3 commentaires sur « Désirs de disciple : dimanche 28 juillet. »

  1. J’ai beaucoup aimé ta traduction « ne nous emporte pas dans l’épreuve », l’image du torrent de montagne qui peut t’emporter en cas d’imprudence est tout de suite venue à mon esprit !
    Mais tout en comprenant ce que tu dis sur ton rôle de professeur, dans l’esprit de l’élève, le « prof », quelque soit son charisme et l’esprit dans lequel il enseigne, reste celui qui va, un jour, lui donner le devoir qui peut le mettre en échec.

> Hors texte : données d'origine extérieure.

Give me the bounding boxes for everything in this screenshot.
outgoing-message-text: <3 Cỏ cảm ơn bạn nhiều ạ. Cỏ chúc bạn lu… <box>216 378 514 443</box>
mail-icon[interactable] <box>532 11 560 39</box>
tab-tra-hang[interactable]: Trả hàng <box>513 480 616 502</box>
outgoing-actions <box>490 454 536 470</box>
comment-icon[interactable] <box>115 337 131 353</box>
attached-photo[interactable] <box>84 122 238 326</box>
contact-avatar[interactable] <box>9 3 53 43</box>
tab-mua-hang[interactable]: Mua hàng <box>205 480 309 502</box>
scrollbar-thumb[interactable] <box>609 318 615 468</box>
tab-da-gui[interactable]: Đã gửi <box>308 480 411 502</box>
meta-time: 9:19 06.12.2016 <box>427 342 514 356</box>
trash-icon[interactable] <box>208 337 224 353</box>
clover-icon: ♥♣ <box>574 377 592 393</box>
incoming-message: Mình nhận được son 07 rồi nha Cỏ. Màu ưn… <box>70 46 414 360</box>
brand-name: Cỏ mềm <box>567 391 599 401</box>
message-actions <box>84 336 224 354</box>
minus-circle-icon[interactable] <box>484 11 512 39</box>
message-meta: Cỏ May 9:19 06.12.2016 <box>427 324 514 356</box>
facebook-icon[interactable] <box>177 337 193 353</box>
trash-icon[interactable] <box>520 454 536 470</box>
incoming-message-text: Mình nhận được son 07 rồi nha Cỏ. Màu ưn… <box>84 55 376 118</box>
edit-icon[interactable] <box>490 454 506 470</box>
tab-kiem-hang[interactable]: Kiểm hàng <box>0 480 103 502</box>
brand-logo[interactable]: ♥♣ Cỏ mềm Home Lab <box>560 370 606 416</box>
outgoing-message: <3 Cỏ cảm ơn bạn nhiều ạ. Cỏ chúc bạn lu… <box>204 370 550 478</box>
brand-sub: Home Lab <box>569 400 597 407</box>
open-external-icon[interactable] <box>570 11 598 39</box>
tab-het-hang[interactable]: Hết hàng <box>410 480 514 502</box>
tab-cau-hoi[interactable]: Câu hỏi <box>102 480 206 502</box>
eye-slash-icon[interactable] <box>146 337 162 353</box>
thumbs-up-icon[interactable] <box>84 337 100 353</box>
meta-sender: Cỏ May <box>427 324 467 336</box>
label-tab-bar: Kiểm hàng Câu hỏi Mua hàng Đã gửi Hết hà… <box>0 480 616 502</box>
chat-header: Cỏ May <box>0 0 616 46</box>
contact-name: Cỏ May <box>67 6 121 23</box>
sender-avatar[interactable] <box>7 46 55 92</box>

    Et (pour moi …) Dieu n’a jamais ce rôle. C’est pourquoi j’ai tant de mal avec ces traductions « ne nous laisse pas entrer en tentation », pire, « ne nous soumets pas à la tentation », comme si Dieu était juste le garde-fou ou pire l’être vicieux qui s’amuserait à nous envoyer les épreuves pour voir si on peut s’en sortir ! Mais nous sommes intrinsèquement plongés dans les flots de notre vie humaine et donc dans le flot des tentations ! Dieu n’est là, me semble-t-il, ni pour nous éviter de nous mouiller, ni pour ajouter des remous dans le flot du torrent, Il est la main tendue qui va nous aider à nager, et même nous éviter la noyade. Finalement, « ne nous laisse pas succomber à la tentation » n’était pas une traduction si mauvaise !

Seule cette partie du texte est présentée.